Henri Guaino: «Nous avons assisté à une violence primitive, mimétique et épidémique»

Pour Henri Guaino, les émeutes qui ont secoué la France marquent le franchissement d’un nouveau palier.


LE FIGARO. - Nous sortons de plusieurs jours d’émeutes. Comment avez-vous vécu ce moment?

Henri GUAINO. -
Comme un signe avant-coureur, un de plus, après tant d’autres, de ce qui pourrait bien finir par nous arriver si nous continuons à ne pas vouloir admettre que notre société est au bord de la rupture et d’un abîme de violence incontrôlable.
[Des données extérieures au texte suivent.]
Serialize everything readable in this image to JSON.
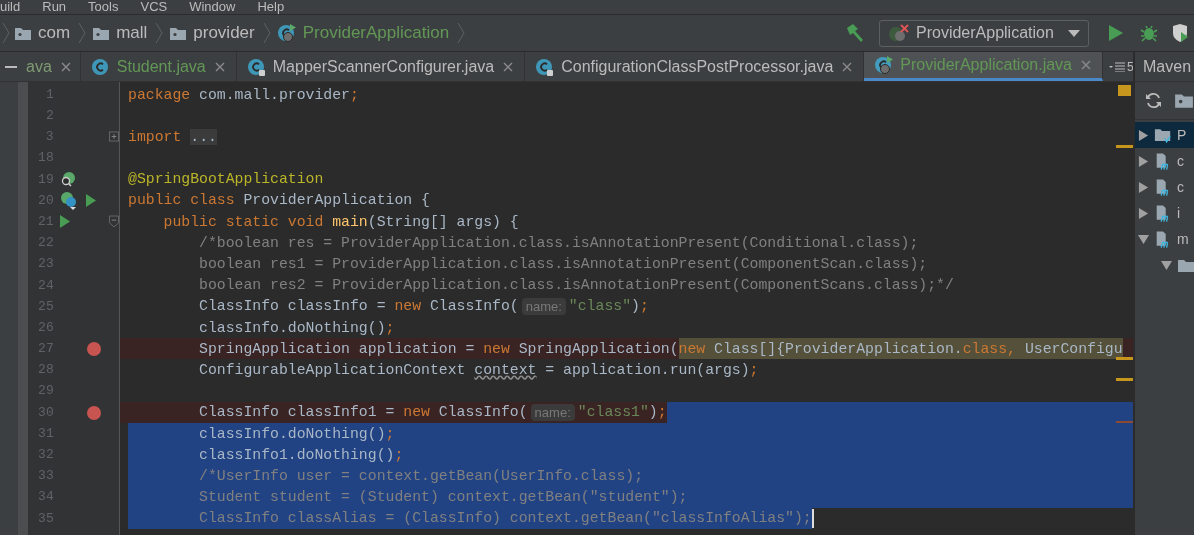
{
  "menu": [
    "uild",
    "Run",
    "Tools",
    "VCS",
    "Window",
    "Help"
  ],
  "breadcrumbs": [
    {
      "label": "com",
      "kind": "folder",
      "color": "#bbbbbb"
    },
    {
      "label": "mall",
      "kind": "folder",
      "color": "#bbbbbb"
    },
    {
      "label": "provider",
      "kind": "folder",
      "color": "#bbbbbb"
    },
    {
      "label": "ProviderApplication",
      "kind": "spring-class",
      "color": "#629755"
    }
  ],
  "run_config": {
    "label": "ProviderApplication"
  },
  "tabs": [
    {
      "label": "ava",
      "locked": false,
      "color": "#7f9a73",
      "selected": false
    },
    {
      "label": "Student.java",
      "kind": "class",
      "locked": false,
      "color": "#629755",
      "selected": false
    },
    {
      "label": "MapperScannerConfigurer.java",
      "kind": "class",
      "locked": true,
      "color": "#bbbbbb",
      "selected": false
    },
    {
      "label": "ConfigurationClassPostProcessor.java",
      "kind": "class",
      "locked": true,
      "color": "#bbbbbb",
      "selected": false
    },
    {
      "label": "ProviderApplication.java",
      "kind": "spring-class",
      "locked": false,
      "color": "#629755",
      "selected": true
    }
  ],
  "hidden_tabs": "5",
  "lines": [
    {
      "number": "1",
      "breakpoint": false,
      "selected": false,
      "tokens": [
        {
          "kind": "kw",
          "text": "package"
        },
        {
          "kind": "plain",
          "text": " com.mall.provider"
        },
        {
          "kind": "kw",
          "text": ";"
        }
      ]
    },
    {
      "number": "2",
      "breakpoint": false,
      "selected": false
    },
    {
      "number": "3",
      "breakpoint": false,
      "selected": false,
      "fold": {
        "kind": "collapsed"
      },
      "tokens": [
        {
          "kind": "kw",
          "text": "import"
        },
        {
          "kind": "folded",
          "text": "..."
        }
      ]
    },
    {
      "number": "18",
      "breakpoint": false,
      "selected": false
    },
    {
      "number": "19",
      "breakpoint": false,
      "selected": false,
      "markers": [
        {
          "kind": "bean-search"
        }
      ],
      "tokens": [
        {
          "kind": "annotation",
          "text": "@SpringBootApplication"
        }
      ]
    },
    {
      "number": "20",
      "breakpoint": false,
      "selected": false,
      "markers": [
        {
          "kind": "bean-class"
        },
        {
          "kind": "run"
        }
      ],
      "tokens": [
        {
          "kind": "kw",
          "text": "public class "
        },
        {
          "kind": "plain",
          "text": "ProviderApplication {"
        }
      ]
    },
    {
      "number": "21",
      "breakpoint": false,
      "selected": false,
      "fold": {
        "kind": "expanded"
      },
      "markers": [
        {
          "kind": "run"
        }
      ],
      "tokens": [
        {
          "kind": "kw",
          "text": "    public static void "
        },
        {
          "kind": "method",
          "text": "main"
        },
        {
          "kind": "plain",
          "text": "(String[] args) {"
        }
      ]
    },
    {
      "number": "22",
      "breakpoint": false,
      "selected": false,
      "tokens": [
        {
          "kind": "comment",
          "text": "        /*boolean res = ProviderApplication.class.isAnnotationPresent(Conditional.class);"
        }
      ]
    },
    {
      "number": "23",
      "breakpoint": false,
      "selected": false,
      "tokens": [
        {
          "kind": "comment",
          "text": "        boolean res1 = ProviderApplication.class.isAnnotationPresent(ComponentScan.class);"
        }
      ]
    },
    {
      "number": "24",
      "breakpoint": false,
      "selected": false,
      "tokens": [
        {
          "kind": "comment",
          "text": "        boolean res2 = ProviderApplication.class.isAnnotationPresent(ComponentScans.class);*/"
        }
      ]
    },
    {
      "number": "25",
      "breakpoint": false,
      "selected": false,
      "tokens": [
        {
          "kind": "plain",
          "text": "        ClassInfo classInfo = "
        },
        {
          "kind": "kw",
          "text": "new"
        },
        {
          "kind": "plain",
          "text": " ClassInfo("
        },
        {
          "kind": "hint",
          "text": "name:"
        },
        {
          "kind": "string",
          "text": "\"class\""
        },
        {
          "kind": "plain",
          "text": ")"
        },
        {
          "kind": "kw",
          "text": ";"
        }
      ]
    },
    {
      "number": "26",
      "breakpoint": false,
      "selected": false,
      "tokens": [
        {
          "kind": "plain",
          "text": "        classInfo.doNothing()"
        },
        {
          "kind": "kw",
          "text": ";"
        }
      ]
    },
    {
      "number": "27",
      "breakpoint": true,
      "selected": false,
      "tokens": [
        {
          "kind": "plain",
          "text": "        SpringApplication application = ",
          "highlight": false
        },
        {
          "kind": "kw",
          "text": "new",
          "highlight": false
        },
        {
          "kind": "plain",
          "text": " SpringApplication(",
          "highlight": false
        },
        {
          "kind": "kw",
          "text": "new",
          "highlight": true
        },
        {
          "kind": "plain",
          "text": " Class[]{ProviderApplication.",
          "highlight": true
        },
        {
          "kind": "kw",
          "text": "class, ",
          "highlight": true
        },
        {
          "kind": "plain",
          "text": "UserConfigu",
          "highlight": true
        }
      ]
    },
    {
      "number": "28",
      "breakpoint": false,
      "selected": false,
      "tokens": [
        {
          "kind": "plain",
          "text": "        ConfigurableApplicationContext "
        },
        {
          "kind": "warn",
          "text": "context"
        },
        {
          "kind": "plain",
          "text": " = application.run(args)"
        },
        {
          "kind": "kw",
          "text": ";"
        }
      ]
    },
    {
      "number": "29",
      "breakpoint": false,
      "selected": false
    },
    {
      "number": "30",
      "breakpoint": true,
      "selected": true,
      "selection": {
        "kind": "tail"
      },
      "tokens": [
        {
          "kind": "plain",
          "text": "        ClassInfo classInfo1 = "
        },
        {
          "kind": "kw",
          "text": "new"
        },
        {
          "kind": "plain",
          "text": " ClassInfo("
        },
        {
          "kind": "hint",
          "text": "name:"
        },
        {
          "kind": "string",
          "text": "\"class1\""
        },
        {
          "kind": "plain",
          "text": ")"
        },
        {
          "kind": "kw",
          "text": ";"
        }
      ]
    },
    {
      "number": "31",
      "breakpoint": false,
      "selected": true,
      "selection": {
        "kind": "full"
      },
      "tokens": [
        {
          "kind": "plain",
          "text": "        classInfo.doNothing()"
        },
        {
          "kind": "kw",
          "text": ";"
        }
      ]
    },
    {
      "number": "32",
      "breakpoint": false,
      "selected": true,
      "selection": {
        "kind": "full"
      },
      "tokens": [
        {
          "kind": "plain",
          "text": "        classInfo1.doNothing()"
        },
        {
          "kind": "kw",
          "text": ";"
        }
      ]
    },
    {
      "number": "33",
      "breakpoint": false,
      "selected": true,
      "selection": {
        "kind": "full"
      },
      "tokens": [
        {
          "kind": "comment",
          "text": "        /*UserInfo user = context.getBean(UserInfo.class);"
        }
      ]
    },
    {
      "number": "34",
      "breakpoint": false,
      "selected": true,
      "selection": {
        "kind": "full"
      },
      "tokens": [
        {
          "kind": "comment",
          "text": "        Student student = (Student) context.getBean(\"student\");"
        }
      ]
    },
    {
      "number": "35",
      "breakpoint": false,
      "selected": true,
      "selection": {
        "kind": "head"
      },
      "tokens": [
        {
          "kind": "comment",
          "text": "        ClassInfo classAlias = (ClassInfo) context.getBean(\"classInfoAlias\");"
        }
      ]
    }
  ],
  "maven": {
    "title": "Maven",
    "tree": [
      {
        "label": "P",
        "kind": "project",
        "expanded": false,
        "selected": true
      },
      {
        "label": "c",
        "kind": "module",
        "expanded": false,
        "selected": false
      },
      {
        "label": "c",
        "kind": "module",
        "expanded": false,
        "selected": false
      },
      {
        "label": "i",
        "kind": "module",
        "expanded": false,
        "selected": false
      },
      {
        "label": "m",
        "kind": "module",
        "expanded": true,
        "selected": false,
        "children": [
          {
            "kind": "folder",
            "expanded": true,
            "selected": false
          }
        ]
      }
    ]
  }
}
Je reste frappé par le fait que si peu de gens cherchent vraiment à savoir ce que nous dit ce genre d’événement sur l’état mental de notre société et de notre civilisation.

On ne peut pas dire pourtant que l’émotion n’a pas été à son comble et que toutes les causes possibles n’ont pas été mises sur la table et débattues avec âpreté…

C’est vrai, l’émotion a été grande, et, quand elle est sincère, spontanée, elle est plutôt rassurante sur ce qui nous reste d’humanité. Mais il y a eu aussi des émotions qui n’étaient pas marquées par le sceau de la sincérité et ont servi d’alibi à des actes qui n’étaient pas dictés par un élan du cœur, et elle dissimulaient parfois bien des arrière-pensées. Le piège dans ces moments-là, c’est celui de l’injonction émotionnelle par laquelle chacun est sommé de s’émouvoir au point d’exclure de garder la tête froide et d’exercer sa raison au moment où ce serait le plus nécessaire.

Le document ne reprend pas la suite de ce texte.